Title:A Deterministic Primality Test for Intergers of the form $ap^{k}+1$

Abstract:In 1876, Edouard Lucas showed that if $n$ is a positive integer and if an integer $b$ exists such that $b^{n-1}\equiv 1\, (\mathrm{mod}\, n)$ and $b^{(n-1)/q}\mathbf{\not\equiv }1\, (\mathrm{mod}\, n)$ for all prime divisors $q$ of $n-1$, then $n$ is prime, a result known as Lucas's converse of Fermat's little theorem. In this paper we will show that if $n$ is of the form $ap^{k}+1$ where $p$ is prime, $a<p$, and $k\ge 1$, then we only need to use a single prime divisor $q=p$ of $n-1$ to determine the primality of $n$. Precisely, we will show that if an integer $b$ exists such that $b^{n-1}\equiv 1\, (\mathrm{mod}\, n)$ and $b^{(n-1)/p}\mathbf{\not\equiv }1\, (\mathrm{mod}\, n)$, then $n$ is prime.
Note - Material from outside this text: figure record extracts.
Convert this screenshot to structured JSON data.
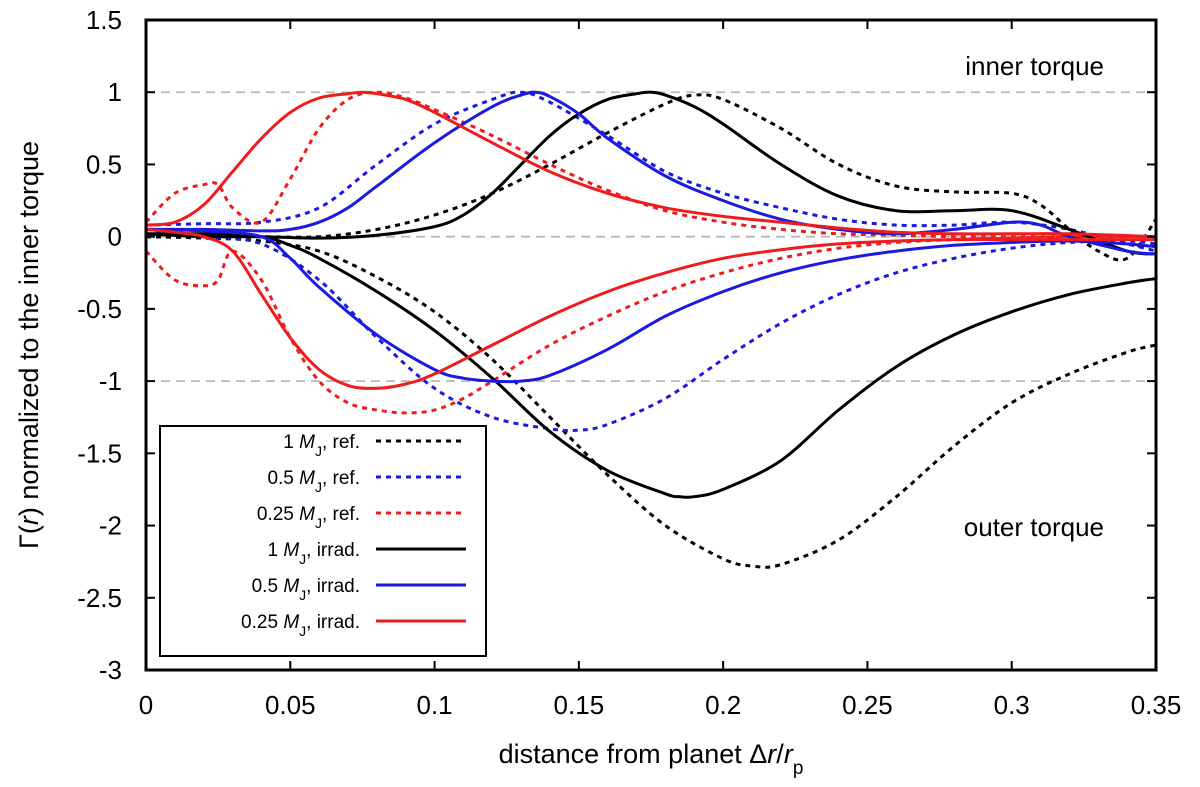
{
  "chart_data": {
    "type": "line",
    "xlabel": {
      "prefix": "distance from planet ",
      "delta": "Δ",
      "r": "r",
      "slash": "/",
      "rp": "r",
      "sub": "p"
    },
    "ylabel": {
      "gamma": "Γ(",
      "r": "r",
      "rest": ") normalized to the inner torque"
    },
    "xlim": [
      0,
      0.35
    ],
    "ylim": [
      -3,
      1.5
    ],
    "x_ticks": [
      0,
      0.05,
      0.1,
      0.15,
      0.2,
      0.25,
      0.3,
      0.35
    ],
    "x_tick_labels": [
      "0",
      "0.05",
      "0.1",
      "0.15",
      "0.2",
      "0.25",
      "0.3",
      "0.35"
    ],
    "y_ticks": [
      1.5,
      1,
      0.5,
      0,
      -0.5,
      -1,
      -1.5,
      -2,
      -2.5,
      -3
    ],
    "y_tick_labels": [
      "1.5",
      "1",
      "0.5",
      "0",
      "-0.5",
      "-1",
      "-1.5",
      "-2",
      "-2.5",
      "-3"
    ],
    "reference_lines": [
      1,
      0,
      -1
    ],
    "annotations": {
      "inner": "inner torque",
      "outer": "outer torque"
    },
    "legend_position": "bottom-left",
    "series": [
      {
        "name": "1 MJ, ref.",
        "mass": "1",
        "m": "M",
        "sub": "J",
        "suffix": ", ref.",
        "color": "#000000",
        "style": "dotted",
        "inner": {
          "x": [
            0,
            0.02,
            0.04,
            0.06,
            0.08,
            0.1,
            0.12,
            0.14,
            0.16,
            0.18,
            0.19,
            0.2,
            0.22,
            0.24,
            0.26,
            0.28,
            0.3,
            0.31,
            0.32,
            0.33,
            0.34,
            0.35
          ],
          "y": [
            0,
            0.0,
            0.0,
            0.0,
            0.05,
            0.15,
            0.3,
            0.5,
            0.72,
            0.92,
            0.98,
            0.95,
            0.75,
            0.5,
            0.35,
            0.31,
            0.3,
            0.22,
            0.05,
            -0.1,
            -0.15,
            0.12
          ]
        },
        "outer": {
          "x": [
            0,
            0.02,
            0.04,
            0.06,
            0.08,
            0.1,
            0.12,
            0.14,
            0.16,
            0.18,
            0.2,
            0.21,
            0.22,
            0.24,
            0.26,
            0.28,
            0.3,
            0.32,
            0.34,
            0.35
          ],
          "y": [
            0,
            -0.01,
            -0.03,
            -0.1,
            -0.28,
            -0.52,
            -0.85,
            -1.25,
            -1.65,
            -2.0,
            -2.23,
            -2.28,
            -2.27,
            -2.1,
            -1.8,
            -1.45,
            -1.15,
            -0.95,
            -0.8,
            -0.75
          ]
        }
      },
      {
        "name": "0.5 MJ, ref.",
        "mass": "0.5",
        "m": "M",
        "sub": "J",
        "suffix": ", ref.",
        "color": "#1a1ae0",
        "style": "dotted",
        "inner": {
          "x": [
            0,
            0.02,
            0.04,
            0.06,
            0.08,
            0.1,
            0.12,
            0.13,
            0.14,
            0.16,
            0.18,
            0.2,
            0.22,
            0.24,
            0.26,
            0.28,
            0.3,
            0.32,
            0.34,
            0.35
          ],
          "y": [
            0.08,
            0.09,
            0.1,
            0.2,
            0.5,
            0.78,
            0.95,
            1.0,
            0.93,
            0.7,
            0.45,
            0.3,
            0.2,
            0.12,
            0.08,
            0.08,
            0.1,
            0.05,
            -0.05,
            -0.1
          ]
        },
        "outer": {
          "x": [
            0,
            0.02,
            0.04,
            0.06,
            0.08,
            0.1,
            0.12,
            0.14,
            0.15,
            0.16,
            0.18,
            0.2,
            0.22,
            0.24,
            0.26,
            0.28,
            0.3,
            0.32,
            0.34,
            0.35
          ],
          "y": [
            0.05,
            0.0,
            -0.05,
            -0.3,
            -0.7,
            -1.05,
            -1.25,
            -1.33,
            -1.34,
            -1.3,
            -1.12,
            -0.85,
            -0.6,
            -0.4,
            -0.25,
            -0.15,
            -0.08,
            -0.04,
            -0.03,
            -0.05
          ]
        }
      },
      {
        "name": "0.25 MJ, ref.",
        "mass": "0.25",
        "m": "M",
        "sub": "J",
        "suffix": ", ref.",
        "color": "#ee1c1c",
        "style": "dotted",
        "inner": {
          "x": [
            0,
            0.01,
            0.02,
            0.025,
            0.03,
            0.04,
            0.05,
            0.06,
            0.07,
            0.08,
            0.09,
            0.1,
            0.12,
            0.14,
            0.16,
            0.18,
            0.2,
            0.22,
            0.24,
            0.26,
            0.28,
            0.3,
            0.32,
            0.35
          ],
          "y": [
            0.1,
            0.3,
            0.36,
            0.36,
            0.2,
            0.1,
            0.4,
            0.75,
            0.95,
            1.0,
            0.96,
            0.88,
            0.7,
            0.5,
            0.32,
            0.18,
            0.1,
            0.05,
            0.02,
            0.01,
            0.0,
            0.0,
            0.0,
            0.0
          ]
        },
        "outer": {
          "x": [
            0,
            0.01,
            0.02,
            0.025,
            0.03,
            0.04,
            0.05,
            0.06,
            0.07,
            0.08,
            0.09,
            0.1,
            0.11,
            0.12,
            0.14,
            0.16,
            0.18,
            0.2,
            0.22,
            0.24,
            0.26,
            0.28,
            0.3,
            0.32,
            0.35
          ],
          "y": [
            -0.1,
            -0.3,
            -0.34,
            -0.3,
            -0.1,
            -0.3,
            -0.7,
            -1.0,
            -1.15,
            -1.2,
            -1.22,
            -1.2,
            -1.12,
            -1.0,
            -0.75,
            -0.55,
            -0.38,
            -0.25,
            -0.15,
            -0.08,
            -0.04,
            -0.02,
            -0.01,
            0.0,
            0.0
          ]
        }
      },
      {
        "name": "1 MJ, irrad.",
        "mass": "1",
        "m": "M",
        "sub": "J",
        "suffix": ", irrad.",
        "color": "#000000",
        "style": "solid",
        "inner": {
          "x": [
            0,
            0.02,
            0.04,
            0.06,
            0.08,
            0.1,
            0.11,
            0.12,
            0.13,
            0.14,
            0.15,
            0.16,
            0.17,
            0.175,
            0.18,
            0.19,
            0.2,
            0.22,
            0.24,
            0.26,
            0.28,
            0.3,
            0.32,
            0.34,
            0.35
          ],
          "y": [
            0.02,
            0.0,
            0.0,
            -0.01,
            0.01,
            0.07,
            0.15,
            0.3,
            0.5,
            0.7,
            0.85,
            0.95,
            0.99,
            1.0,
            0.98,
            0.9,
            0.78,
            0.5,
            0.28,
            0.18,
            0.18,
            0.18,
            0.05,
            -0.1,
            -0.12
          ]
        },
        "outer": {
          "x": [
            0,
            0.02,
            0.04,
            0.05,
            0.06,
            0.08,
            0.1,
            0.12,
            0.14,
            0.16,
            0.18,
            0.185,
            0.19,
            0.2,
            0.22,
            0.24,
            0.26,
            0.28,
            0.3,
            0.32,
            0.34,
            0.35
          ],
          "y": [
            0.02,
            0.02,
            0.0,
            -0.06,
            -0.15,
            -0.38,
            -0.65,
            -0.98,
            -1.35,
            -1.62,
            -1.78,
            -1.8,
            -1.8,
            -1.75,
            -1.55,
            -1.2,
            -0.9,
            -0.68,
            -0.52,
            -0.4,
            -0.32,
            -0.29
          ]
        }
      },
      {
        "name": "0.5 MJ, irrad.",
        "mass": "0.5",
        "m": "M",
        "sub": "J",
        "suffix": ", irrad.",
        "color": "#1a1ae0",
        "style": "solid",
        "inner": {
          "x": [
            0,
            0.02,
            0.04,
            0.05,
            0.06,
            0.07,
            0.08,
            0.1,
            0.12,
            0.13,
            0.135,
            0.14,
            0.15,
            0.16,
            0.18,
            0.2,
            0.22,
            0.24,
            0.26,
            0.28,
            0.3,
            0.31,
            0.32,
            0.34,
            0.35
          ],
          "y": [
            0.05,
            0.05,
            0.04,
            0.05,
            0.1,
            0.2,
            0.35,
            0.65,
            0.9,
            0.98,
            1.0,
            0.97,
            0.85,
            0.68,
            0.42,
            0.25,
            0.12,
            0.05,
            0.02,
            0.05,
            0.1,
            0.08,
            0.0,
            -0.1,
            -0.12
          ]
        },
        "outer": {
          "x": [
            0,
            0.02,
            0.04,
            0.05,
            0.06,
            0.08,
            0.1,
            0.11,
            0.12,
            0.13,
            0.14,
            0.16,
            0.18,
            0.2,
            0.22,
            0.24,
            0.26,
            0.28,
            0.3,
            0.32,
            0.34,
            0.35
          ],
          "y": [
            0.05,
            0.04,
            0.0,
            -0.15,
            -0.35,
            -0.68,
            -0.92,
            -0.98,
            -1.0,
            -1.0,
            -0.96,
            -0.78,
            -0.55,
            -0.38,
            -0.25,
            -0.16,
            -0.1,
            -0.06,
            -0.04,
            -0.03,
            -0.05,
            -0.07
          ]
        }
      },
      {
        "name": "0.25 MJ, irrad.",
        "mass": "0.25",
        "m": "M",
        "sub": "J",
        "suffix": ", irrad.",
        "color": "#ee1c1c",
        "style": "solid",
        "inner": {
          "x": [
            0,
            0.01,
            0.02,
            0.03,
            0.04,
            0.05,
            0.06,
            0.07,
            0.075,
            0.08,
            0.09,
            0.1,
            0.12,
            0.14,
            0.16,
            0.18,
            0.2,
            0.22,
            0.24,
            0.26,
            0.28,
            0.3,
            0.32,
            0.35
          ],
          "y": [
            0.08,
            0.1,
            0.22,
            0.45,
            0.68,
            0.86,
            0.96,
            0.99,
            1.0,
            0.99,
            0.95,
            0.86,
            0.65,
            0.45,
            0.3,
            0.2,
            0.14,
            0.1,
            0.06,
            0.03,
            0.02,
            0.02,
            0.02,
            0.0
          ]
        },
        "outer": {
          "x": [
            0,
            0.01,
            0.02,
            0.03,
            0.04,
            0.05,
            0.06,
            0.07,
            0.08,
            0.09,
            0.1,
            0.12,
            0.14,
            0.16,
            0.18,
            0.2,
            0.22,
            0.24,
            0.26,
            0.28,
            0.3,
            0.32,
            0.35
          ],
          "y": [
            0.05,
            0.03,
            0.0,
            -0.1,
            -0.4,
            -0.7,
            -0.92,
            -1.03,
            -1.05,
            -1.02,
            -0.95,
            -0.75,
            -0.55,
            -0.38,
            -0.25,
            -0.15,
            -0.09,
            -0.05,
            -0.03,
            -0.02,
            -0.02,
            -0.02,
            -0.02
          ]
        }
      }
    ]
  }
}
We will also use the results of this paper to show that there are no composite integers $n$ of the form $ap+1$ or $ap$ where $p$ is prime and $a<p$ such that $\phi \left( n \right)\, \vert \, n-1$. We then prove a conditional deterministic primality test for integers of the form $am+1$, where $a$ and $m$ are positive integers, $a<p$, $p$ is the least prime divisor of $m$. Finally, we will generalize Lucas's converse of Fermat's little theorem for all positive integers $n$ of the form $am+1$, $\left( a\mathrm{,}\, m \right)=1,$ with the property that $m\, \vert \, \phi \left( n \right)$ if and only if $n$ is prime.